What this page helps you do

Translate common launch and hosting language into normal words.

Why it matters

People often know what they want to do before they know the official name for it. This glossary helps reduce that mismatch.

You should already have

  • questions

Skip this page if

  • you are comfortable with the terms in the guide

What to do

Use this page when a word in the guide feels fuzzy or too technical.

Domain

The web address people type in to reach your app, like example.com.

DNS

The settings that tell the internet which server or service your domain should point to.

Hosting

The place where your app runs after it leaves your laptop.

Managed hosting

A hosting service that handles more of the setup for you.
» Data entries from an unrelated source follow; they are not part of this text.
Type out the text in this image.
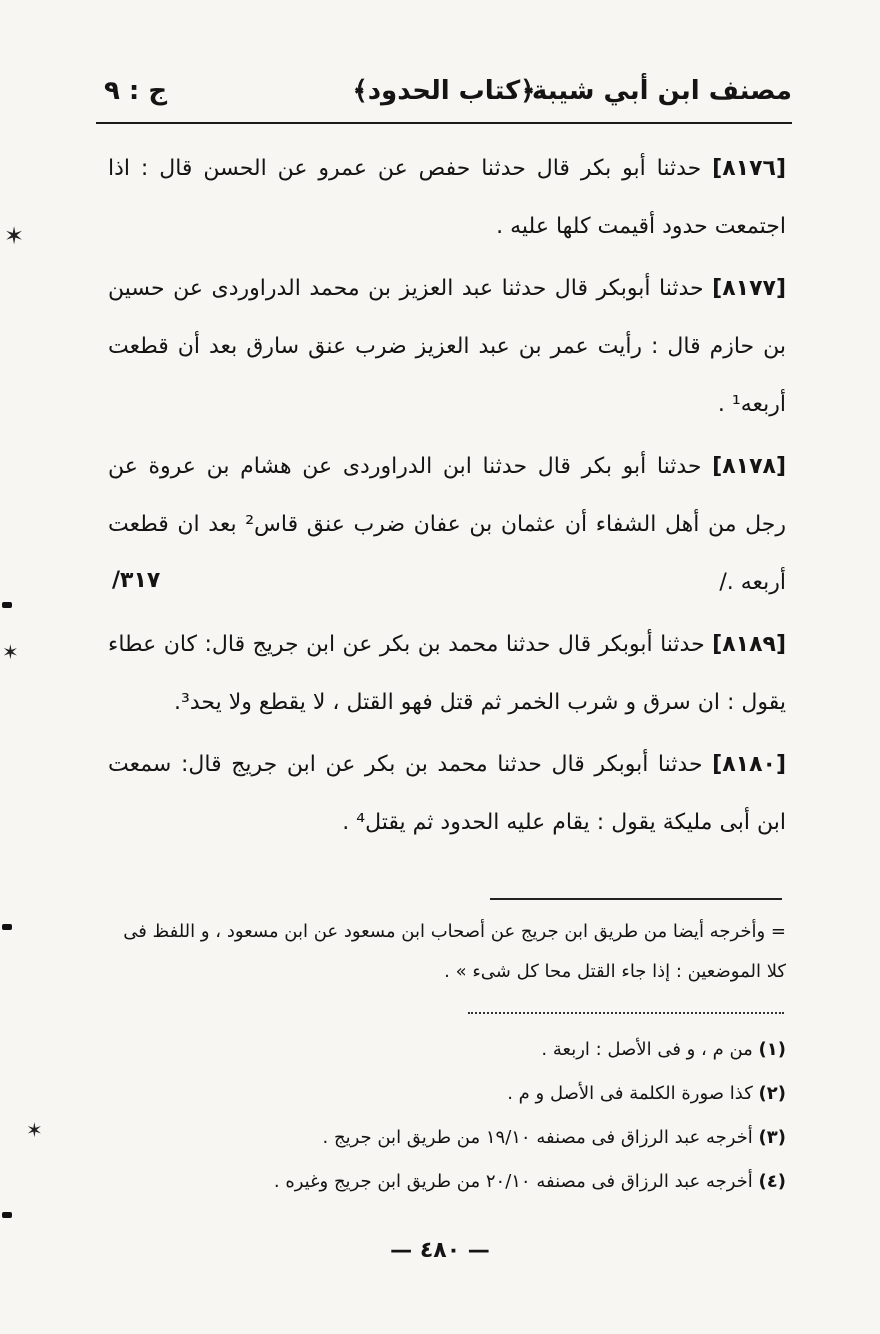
مصنف ابن أبي شيبة
﴿كتاب الحدود﴾
ج : ٩

[٨١٧٦] حدثنا أبو بكر قال حدثنا حفص عن عمرو عن الحسن قال : اذا اجتمعت حدود أقيمت كلها عليه .

[٨١٧٧] حدثنا أبوبكر قال حدثنا عبد العزيز بن محمد الدراوردى عن حسين بن حازم قال : رأيت عمر بن عبد العزيز ضرب عنق سارق بعد أن قطعت أربعه¹ .

[٨١٧٨] حدثنا أبو بكر قال حدثنا ابن الدراوردى عن هشام بن عروة عن رجل من أهل الشفاء أن عثمان بن عفان ضرب عنق قاس² بعد ان قطعت أربعه ./
٣١٧/

[٨١٨٩] حدثنا أبوبكر قال حدثنا محمد بن بكر عن ابن جريج قال: كان عطاء يقول : ان سرق و شرب الخمر ثم قتل فهو القتل ، لا يقطع ولا يحد³.

[٨١٨٠] حدثنا أبوبكر قال حدثنا محمد بن بكر عن ابن جريج قال: سمعت ابن أبى مليكة يقول : يقام عليه الحدود ثم يقتل⁴ .

= وأخرجه أيضا من طريق ابن جريج عن أصحاب ابن مسعود عن ابن مسعود ، و اللفظ فى كلا الموضعين : إذا جاء القتل محا كل شىء » .
(١) من م ، و فى الأصل : اربعة .
(٢) كذا صورة الكلمة فى الأصل و م .
(٣) أخرجه عبد الرزاق فى مصنفه ١٩/١٠ من طريق ابن جريج .
(٤) أخرجه عبد الرزاق فى مصنفه ٢٠/١٠ من طريق ابن جريج وغيره .
— ٤٨٠ —
✶
✶
✶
This is usually the easier default.

VPS

Short for virtual private server. In plain English, it means you rent a basic server and are more responsible for setting it up yourself.

Reverse proxy

A tool that sits in front of your app and forwards web traffic to it. If you are new, think of it as a traffic manager for incoming requests.

SSL / HTTPS

The security layer that makes your site load with the padlock and https:// instead of plain http://.

Environment variables

Settings stored outside your code, such as API keys, database URLs, or feature flags.

Deploy

Put your app on a real server or hosting service so other people can use it.

Rollback

Go back to the last working version after a bad deploy.

Logs

Recorded messages from your app that help you understand what happened when something broke.

Error tracking

A tool that collects crashes and failures so you notice them faster.

Background job

Work your app does outside the main page request, like sending emails or processing uploads later.

If a term feels unfamiliar, do not power through it. Check the term here, then go back to the guide page.

Common mistakes

  • assuming a fancy term means a complicated decision
  • treating words like DNS and hosting as the same thing
  • storing secrets directly in code because environment settings sound intimidating

Next step

Go back to the page you were reading, or jump to S4. Choose your path.

Advanced notes

If you are writing a new page, try to define important terms in the page itself the first time they appear instead of assuming the reader already saw this glossary.